Introduction

What is The New Yorker? I know it’s a great magazine and that it’s a tremendous source of pleasure in my life. But what exactly is it? This blog’s premise is that The New Yorker is a work of art, as worthy of comment and analysis as, say, Keats’s “Ode on a Grecian Urn.” Each week I review one or more aspects of the magazine’s latest issue. I suppose it’s possible to describe and analyze an entire issue, but I prefer to keep my reviews brief, and so I usually focus on just one or two pieces, to explore in each the signature style of its author. A piece by Nick Paumgarten is not like a piece by Jill Lepore, and neither is like a piece by Ian Frazier. One could not mistake Collins for Seabrook, or Bilger for Galchen, or Mogelson for Kolbert. Each has found a style, and it is that style that I respond to as I read, and want to understand and describe.

Thursday, April 2, 2015

March 30, 2015 Issue


The piece in this week’s issue that immediately caught my eye is Dan Chiasson’s "Beautiful Lies," a review of Jorie Graham’s From the New World: Poems 1976-2014. Three years ago, in The New York Review of Books, Chiasson wrote a brilliant review of Graham’s Place that was, for me, a turning point in my appreciation of Graham’s poetry. In the piece, titled “The Actual Hawk, the Real Tree” (September 27, 2012), Chiasson describes Graham’s poems as “a provisional and rapid way of describing experience as it unfolds.” He provides examples, notably "Sundown," which I’d read when it appeared in the April 19, 2010 New Yorker, but didn’t really “get” until I read his explication:

“Sundown” is a poem about the arrival of joy where one had reserved a place for dismay. That horse and rider is part angel, part emergency; it is up to Graham to figure it out, a hard task to perform in the real-time rush as it overtakes you.

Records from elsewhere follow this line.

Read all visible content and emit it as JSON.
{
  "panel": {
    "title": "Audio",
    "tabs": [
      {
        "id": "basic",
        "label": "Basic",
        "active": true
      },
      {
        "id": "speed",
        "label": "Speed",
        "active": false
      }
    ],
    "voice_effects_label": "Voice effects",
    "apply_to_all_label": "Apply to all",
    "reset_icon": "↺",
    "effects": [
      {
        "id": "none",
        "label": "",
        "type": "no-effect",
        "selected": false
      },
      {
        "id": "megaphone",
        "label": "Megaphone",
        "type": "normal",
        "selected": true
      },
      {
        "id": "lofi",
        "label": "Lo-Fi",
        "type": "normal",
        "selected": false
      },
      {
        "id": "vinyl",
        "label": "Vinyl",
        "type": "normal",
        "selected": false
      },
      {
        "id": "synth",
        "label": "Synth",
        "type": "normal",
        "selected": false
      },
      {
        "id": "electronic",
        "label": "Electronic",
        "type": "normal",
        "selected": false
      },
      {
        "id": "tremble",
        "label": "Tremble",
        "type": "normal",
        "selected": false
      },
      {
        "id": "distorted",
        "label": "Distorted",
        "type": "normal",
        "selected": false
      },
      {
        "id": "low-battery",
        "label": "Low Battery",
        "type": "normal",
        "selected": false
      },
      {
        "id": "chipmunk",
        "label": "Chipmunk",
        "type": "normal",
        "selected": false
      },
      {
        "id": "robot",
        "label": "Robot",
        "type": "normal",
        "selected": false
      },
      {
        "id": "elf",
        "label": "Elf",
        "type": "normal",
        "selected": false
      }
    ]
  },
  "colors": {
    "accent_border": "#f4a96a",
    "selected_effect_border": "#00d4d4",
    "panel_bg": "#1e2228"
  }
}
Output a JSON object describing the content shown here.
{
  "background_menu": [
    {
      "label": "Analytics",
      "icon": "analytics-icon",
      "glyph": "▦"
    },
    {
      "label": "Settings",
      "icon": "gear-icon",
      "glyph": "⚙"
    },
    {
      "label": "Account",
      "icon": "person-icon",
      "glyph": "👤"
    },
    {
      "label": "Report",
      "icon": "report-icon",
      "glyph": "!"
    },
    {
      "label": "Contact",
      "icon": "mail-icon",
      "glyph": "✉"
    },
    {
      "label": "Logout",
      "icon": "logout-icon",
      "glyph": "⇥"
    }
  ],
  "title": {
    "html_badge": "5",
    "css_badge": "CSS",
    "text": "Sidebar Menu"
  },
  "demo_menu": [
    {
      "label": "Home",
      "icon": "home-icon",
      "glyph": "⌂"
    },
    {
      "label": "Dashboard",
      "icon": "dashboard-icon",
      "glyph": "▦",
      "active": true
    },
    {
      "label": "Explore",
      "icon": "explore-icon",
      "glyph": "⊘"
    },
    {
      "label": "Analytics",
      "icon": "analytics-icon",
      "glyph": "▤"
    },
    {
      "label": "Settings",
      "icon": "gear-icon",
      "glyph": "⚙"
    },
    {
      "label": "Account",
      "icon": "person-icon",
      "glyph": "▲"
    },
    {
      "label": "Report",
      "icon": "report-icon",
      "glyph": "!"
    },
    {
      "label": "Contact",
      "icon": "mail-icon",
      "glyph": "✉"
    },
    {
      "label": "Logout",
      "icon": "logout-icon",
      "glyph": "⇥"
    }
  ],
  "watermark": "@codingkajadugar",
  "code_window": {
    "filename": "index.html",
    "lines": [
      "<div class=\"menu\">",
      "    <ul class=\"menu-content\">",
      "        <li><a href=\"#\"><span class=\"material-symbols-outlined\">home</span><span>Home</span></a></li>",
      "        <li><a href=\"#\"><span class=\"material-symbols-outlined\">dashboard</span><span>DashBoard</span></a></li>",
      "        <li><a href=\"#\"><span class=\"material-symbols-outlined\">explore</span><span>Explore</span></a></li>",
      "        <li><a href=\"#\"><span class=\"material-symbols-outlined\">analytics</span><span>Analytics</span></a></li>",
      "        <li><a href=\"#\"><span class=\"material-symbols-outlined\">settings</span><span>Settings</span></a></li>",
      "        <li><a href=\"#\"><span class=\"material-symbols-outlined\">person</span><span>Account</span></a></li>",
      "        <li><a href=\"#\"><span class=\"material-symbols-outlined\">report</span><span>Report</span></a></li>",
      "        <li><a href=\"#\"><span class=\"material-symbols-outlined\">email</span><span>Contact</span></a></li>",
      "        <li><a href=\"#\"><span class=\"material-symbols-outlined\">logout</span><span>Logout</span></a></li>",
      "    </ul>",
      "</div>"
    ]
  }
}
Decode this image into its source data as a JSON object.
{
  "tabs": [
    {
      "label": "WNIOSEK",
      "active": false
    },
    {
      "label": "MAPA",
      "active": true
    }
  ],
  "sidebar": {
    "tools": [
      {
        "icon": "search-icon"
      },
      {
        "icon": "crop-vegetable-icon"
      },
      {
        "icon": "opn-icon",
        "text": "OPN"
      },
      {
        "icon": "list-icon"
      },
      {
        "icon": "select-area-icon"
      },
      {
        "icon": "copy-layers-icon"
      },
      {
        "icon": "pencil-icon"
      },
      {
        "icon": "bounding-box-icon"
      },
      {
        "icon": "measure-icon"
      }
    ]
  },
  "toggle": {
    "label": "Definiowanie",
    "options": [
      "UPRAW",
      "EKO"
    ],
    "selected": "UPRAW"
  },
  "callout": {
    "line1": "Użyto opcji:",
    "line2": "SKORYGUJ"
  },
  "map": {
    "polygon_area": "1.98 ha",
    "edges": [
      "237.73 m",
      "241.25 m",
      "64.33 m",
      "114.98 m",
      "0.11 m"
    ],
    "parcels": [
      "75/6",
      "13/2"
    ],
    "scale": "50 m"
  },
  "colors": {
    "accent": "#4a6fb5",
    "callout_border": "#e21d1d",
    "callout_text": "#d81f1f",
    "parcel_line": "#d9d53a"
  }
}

That “real-time rush as it overtakes you” is excellent. It speaks to me. Yes, that is exactly what’s happening in “Sundown”:

                                            and I had just
                              turned to
                              answer and the answer to my
answer flooded from the front with the late sun he/they
                              were driving into—gleaming—
                              wet chest and upraised knees and
light-struck hooves and thrust-out even breathing of the great
                              beast—from just behind me,
                              passing me—the rider looking straight
                              ahead and yet
smiling without looking at me as I smiled as we
                              both smiled for the young
                              animal, my feet in the
breaking wave-edge, his hooves returning, as they begin to pass
                              by,
                              to the edge of the furling
                              break, each tossed-up flake of
                              ocean offered into the reddish
luminosity—sparks—as they made their way,
                              boring through to clear out
                              life, a place where no one
                              again is suddenly
killed—regardless of the “cause”—no one—just this
                              galloping forward with
                              force through the low waves

Chiasson writes,

If another poet – Moore or Frost, for example – had written “Sundown,” the stream of sensory information would have been broken by a maxim or an adage or a moral: something, anything to represent the kind of counterpressure our intellects make when confronted with a surplus of sensation. Graham’s forms of counterpressure are subtler, more provisional, more subject to the pressures they paradoxically contest – and, if what one wants from a poem is paraphraseable content, less satisfying. Her deep distrust of statement makes Graham search for alternate forms of interruption; it is as though this sensibility were too immersed in the current of ongoing sensation to be able to retreat, even for a moment, from it.

Too immersed in the current of ongoing sensation to be able to retreat, even for a moment, from it – this is tremendously vital, subtle, original criticism. I devour it. “The Actual Hawk, the Real Tree” brims with it. And so does “Beautiful Lies,” in this week’s New Yorker. In it, Chiasson refers to Graham’s meticulous frame-by-frame inspection of reality.” Of the extraordinary way she uses line and space, he says,

In a poem, the representation of space depends to an unusual degree on the management of actual space on the page. The poems in “From the New World” are exceptionally responsive to their placement on the page. Though Graham reads the work aloud beautifully, I think of her as a poet best appreciated through silent reading of the printed word. Graham’s free-verse poems draw and redraw their borders in space, adjusting as new sensation enters from the fringe. Whitman’s “noiseless patient spider” comes to mind: “It launch’d forth filament, filament, filament out of itself” onto the blank page, a “vacant vast surrounding.” In Graham, an industrious “scirocco,” “working / the invisible,” gives it form; a poet is a creature who thatches her lines across emptiness, driven to “go over and over / what it already knows.”

Chiasson’s reviews expand my appreciation of Graham’s work and, in so doing, show how criticism can be a breathtaking art in itself.